BP’s chief economist, Spencer Dale, said the low-carbon energy sources, vectors and technologies needed to achieve a fast and deep decarbonisation exist today – wind and solar power, biofuels, blue and green hydrogen, carbon capture, use and storage (CCUS) and carbon dioxide removals. “The challenge is to apply them at unprecedented pace and scale,” he said.

Despite solar and wind generation reaching new heights, bp revealed that coal remained the dominant fuel for power generation in 2021, with its share increasing to 36%, up from 35.1% the year before.

Meanwhile, as economic activity recovered from COVID-19 lockdowns, carbon dioxide emissions from energy use jumped 5.7% in 2021.

Dale said in the report that while considerable progress has been made in sovereign pledges to achieve net zero, in global aggregate terms those growing ambitions have yet to translate into tangible progress on the ground, with carbon emissions rising every year since the Paris climate goals were agreed (other than in 2020 at the height of the COVID-19 pandemic).

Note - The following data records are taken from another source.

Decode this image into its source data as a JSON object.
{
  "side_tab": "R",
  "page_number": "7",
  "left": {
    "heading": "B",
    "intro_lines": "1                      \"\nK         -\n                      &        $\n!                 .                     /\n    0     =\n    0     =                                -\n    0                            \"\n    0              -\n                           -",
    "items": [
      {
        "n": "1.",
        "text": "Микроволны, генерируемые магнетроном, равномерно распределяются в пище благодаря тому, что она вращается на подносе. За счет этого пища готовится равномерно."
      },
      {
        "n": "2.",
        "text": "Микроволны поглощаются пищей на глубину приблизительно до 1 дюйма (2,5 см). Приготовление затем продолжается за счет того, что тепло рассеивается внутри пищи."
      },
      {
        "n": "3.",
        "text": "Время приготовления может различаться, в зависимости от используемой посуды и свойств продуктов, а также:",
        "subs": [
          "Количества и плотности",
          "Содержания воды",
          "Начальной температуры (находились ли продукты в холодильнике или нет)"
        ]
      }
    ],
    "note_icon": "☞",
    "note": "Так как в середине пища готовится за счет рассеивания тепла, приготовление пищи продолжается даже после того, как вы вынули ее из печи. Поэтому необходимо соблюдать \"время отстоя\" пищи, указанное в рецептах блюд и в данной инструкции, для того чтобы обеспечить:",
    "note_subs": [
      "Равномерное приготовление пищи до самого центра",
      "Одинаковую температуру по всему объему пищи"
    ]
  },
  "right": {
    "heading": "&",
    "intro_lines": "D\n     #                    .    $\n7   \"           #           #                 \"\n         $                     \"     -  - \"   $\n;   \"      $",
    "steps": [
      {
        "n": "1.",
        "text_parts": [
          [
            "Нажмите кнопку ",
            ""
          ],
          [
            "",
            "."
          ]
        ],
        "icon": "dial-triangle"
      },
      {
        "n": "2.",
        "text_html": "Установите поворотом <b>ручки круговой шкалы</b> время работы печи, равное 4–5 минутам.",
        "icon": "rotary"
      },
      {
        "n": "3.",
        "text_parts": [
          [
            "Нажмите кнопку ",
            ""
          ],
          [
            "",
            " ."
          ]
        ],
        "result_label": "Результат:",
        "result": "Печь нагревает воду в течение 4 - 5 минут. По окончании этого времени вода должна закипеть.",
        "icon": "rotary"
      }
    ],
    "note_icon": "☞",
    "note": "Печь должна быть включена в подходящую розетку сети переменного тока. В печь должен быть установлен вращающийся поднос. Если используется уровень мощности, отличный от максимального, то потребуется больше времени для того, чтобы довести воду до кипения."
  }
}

“The world remains on an unsustainable path,” Dale said.

The report revealed that the US was second for solar deployment globally in 2021, adding 19.9GW of capacity, followed by India, which installed 10.3GW. There was just over 843GW of solar deployed globally at the end of the year.

Analysis published last year by research organisation BloombergNEF found that at least 455GW of new solar PV capacity will need to be installed annually by the end of this decade for the world to reach net zero status by 2050.